European Case Law Identifier: ECLI:AT:OGH0002:2025:0020NC00052.25G.1125.000
Rechtsgebiet: Zivilrecht
Spruch:
* ist als Mitglied des * Senats in der zu AZ * anhängigen Rechtssache befangen.
Begründung:
[1] In der dem Befangenheitsverfahren zugrunde liegenden Arbeitsrechtssache sind Ersatzansprüche der Klägerin zu beurteilen, die darauf gegründet werden, dass die Beklagte für eine von der Klägerin angestrebte Stelle nicht die Klägerin als bestqualifizierte Bewerberin, sondern Dr. * bestellt habe. Dr. * war, nachdem er unter anderem für die Ausbildung der Richteramtsanwärter im Sprengel des Oberlandesgerichts Wien zuständig gewesen war, mehrere Jahre lang Präsident des Oberlandesgerichts Wien. Aus diesem Grund haben sich mehrere Richterinnen und Richter des Oberlandesgerichts Wien für die Entscheidung über die gegen das Ersturteil erhobene Berufung für befangen erklärt.
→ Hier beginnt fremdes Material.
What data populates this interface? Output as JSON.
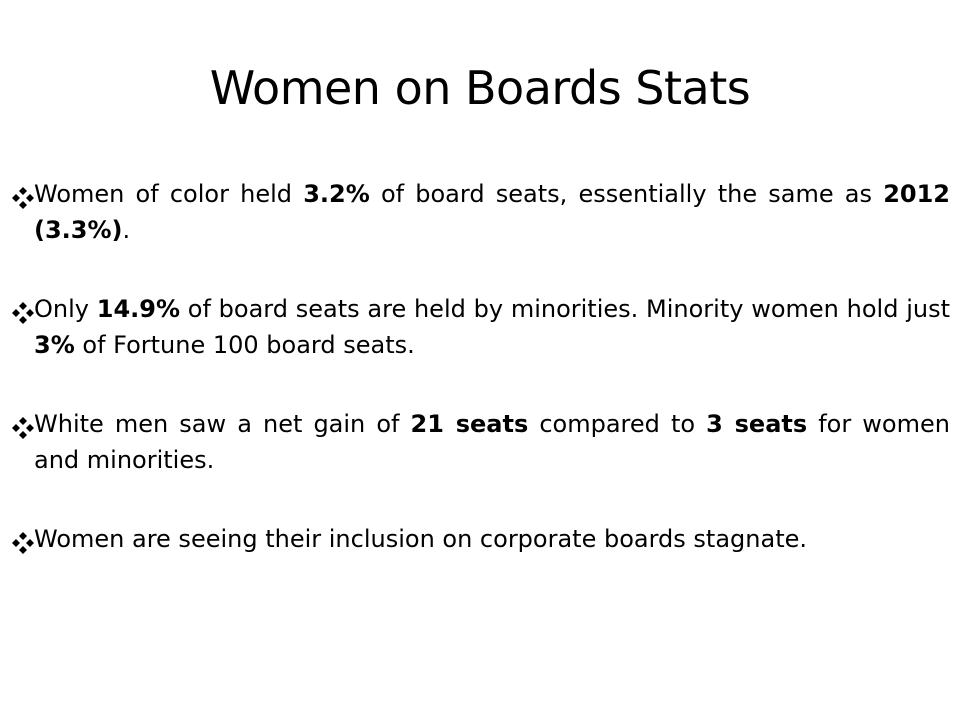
{
  "slide": {
    "title": "Women on Boards Stats",
    "bullets": [
      {
        "icon": "diamond-bullet-icon",
        "segments": [
          {
            "text": "Women of color held ",
            "bold": false
          },
          {
            "text": "3.2%",
            "bold": true
          },
          {
            "text": " of board seats, essentially the same as ",
            "bold": false
          },
          {
            "text": "2012 (3.3%)",
            "bold": true
          },
          {
            "text": ".",
            "bold": false
          }
        ]
      },
      {
        "icon": "diamond-bullet-icon",
        "segments": [
          {
            "text": "Only ",
            "bold": false
          },
          {
            "text": "14.9%",
            "bold": true
          },
          {
            "text": " of board seats are held by minorities. Minority women hold just ",
            "bold": false
          },
          {
            "text": "3%",
            "bold": true
          },
          {
            "text": " of Fortune 100 board seats.",
            "bold": false
          }
        ]
      },
      {
        "icon": "diamond-bullet-icon",
        "segments": [
          {
            "text": "White men saw a net gain of ",
            "bold": false
          },
          {
            "text": "21 seats",
            "bold": true
          },
          {
            "text": " compared to ",
            "bold": false
          },
          {
            "text": "3 seats",
            "bold": true
          },
          {
            "text": " for women and minorities.",
            "bold": false
          }
        ]
      },
      {
        "icon": "diamond-bullet-icon",
        "segments": [
          {
            "text": "Women are seeing their inclusion on corporate boards stagnate.",
            "bold": false
          }
        ]
      }
    ]
  }
}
Über die Rekurse gegen die Abweisung zweier dieser Anträge auf Feststellung der Befangenheit hat nach der Geschäftsverteilung der * Senat des Obersten Gerichtshofs zu entscheiden. * ist Mitglied dieses Senats.
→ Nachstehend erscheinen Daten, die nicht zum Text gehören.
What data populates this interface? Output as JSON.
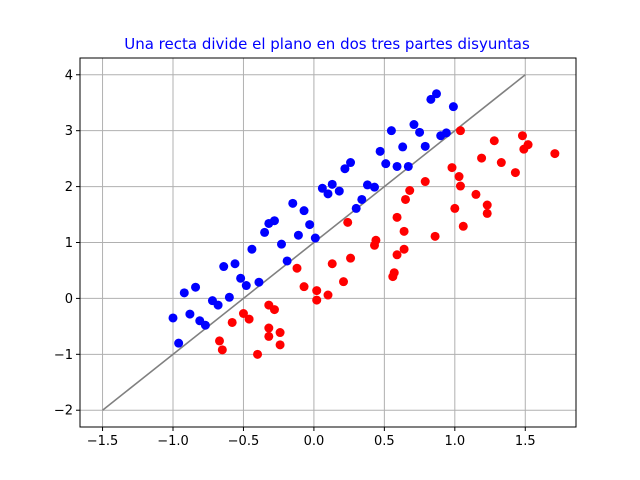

[2] Am 19. 11. 2025 zeigte er seine Befangenheit an, weil in dem den Befangenheitsentscheidungen zugrunde liegenden Ausgangsverfahren im Zusammenhang mit der Bestellung von Dr. * ehrenrührige politische Intervention in den Raum gestellt und dessen fachliche Qualifikation für die von ihm nunmehr bekleidete Position in Frage gestellt worden sei. Seine Familie habe mit der Familie von Dr. * über viele Jahre gute nachbarschaftliche und auch freundschaftliche Kontakte gepflogen, die nach wie vor zwischen einzelnen Familienmitgliedern bestehen.
Rechtliche Beurteilung
[3] Die Befangenheitsanzeige ist begründet.
[4] * zeigt an, dass er sich subjektiv befangen fühlt. Damit äußert er Zweifel, eine von unsachlichen Motiven unbeeinflusste Entscheidung treffen zu können. In einem solchen Fall ist grundsätzlich Befangenheit anzunehmen (RS0046053); anderes gilt nur dann, wenn die Anzeige offenkundig missbräuchlich wäre oder die angegebenen Umstände ihrer Natur nach nicht geeignet wären, Befangenheit zu begründen (2 Nc 17/21d Rz 5; 2 Nc 77/24g).
[5] Beides trifft hier nicht zu, sodass die Befangenheit auszusprechen war.